Slow cooker vegetable curry | Healthy Recipes
Ingredients
- 400ml can light coconut milk
 - 3 tbsp mild curry paste
 - 2 tsp vegetable bouillon powder
 - 1 red chilli, deseeded and sliced
 - 1 tbsp finely chopped ginger
 - 3 garlic cloves, sliced
 - 200g butternut squash (peeled weight), cut into chunks
 - 1 red pepper, deseeded and sliced
 - 1 small aubergine (about 250g), halved and thickly sliced
 - 15g coriander, chopped
 - 160g frozen peas , defrosted
 - 1 lime , juiced, to taste
 - wholemeal flatbread, to serve
 
Method:
- Put 400ml light coconut milk, 3 tbsp mild curry paste, 2 tsp vegetable bouillon powder, 1 deseeded and sliced red chilli, 1 tbsp finely chopped ginger, 3 sliced garlic cloves, 200g chunks butternut squash, 1 sliced red pepper and 1 small halved and thickly sliced aubergine into the slow cooker pot and stir well. Cover with the lid and chill overnight.

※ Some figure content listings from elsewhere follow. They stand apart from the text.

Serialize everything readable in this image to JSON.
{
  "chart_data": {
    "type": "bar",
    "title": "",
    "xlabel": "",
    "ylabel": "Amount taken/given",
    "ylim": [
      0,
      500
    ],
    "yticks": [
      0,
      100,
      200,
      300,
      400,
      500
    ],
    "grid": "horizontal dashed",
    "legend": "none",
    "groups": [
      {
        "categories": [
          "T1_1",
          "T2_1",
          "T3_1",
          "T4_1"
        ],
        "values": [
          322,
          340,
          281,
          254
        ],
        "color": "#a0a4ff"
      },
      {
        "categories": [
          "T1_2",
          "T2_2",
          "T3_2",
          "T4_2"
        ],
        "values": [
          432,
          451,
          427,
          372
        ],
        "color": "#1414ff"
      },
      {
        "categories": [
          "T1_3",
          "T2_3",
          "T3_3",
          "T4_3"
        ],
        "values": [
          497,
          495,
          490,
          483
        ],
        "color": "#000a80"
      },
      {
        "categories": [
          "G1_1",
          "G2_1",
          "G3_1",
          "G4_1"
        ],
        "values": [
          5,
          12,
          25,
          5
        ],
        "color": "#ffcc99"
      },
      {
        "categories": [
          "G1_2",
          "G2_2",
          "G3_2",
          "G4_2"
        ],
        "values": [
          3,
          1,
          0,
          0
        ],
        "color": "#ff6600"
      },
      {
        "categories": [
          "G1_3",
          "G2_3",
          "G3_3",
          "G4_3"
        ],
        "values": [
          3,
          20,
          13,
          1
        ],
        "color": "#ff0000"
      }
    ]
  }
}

 - The next day, cook on Low for 6 hrs until the vegetables are really tender, then stir in 15g chopped coriander and 160g defrosted peas. The heat of the curry should be enough to warm them through.
 - Taste and add a good squeeze of lime juice, if you fancy extra zing. Serve with a wholemeal flatbread.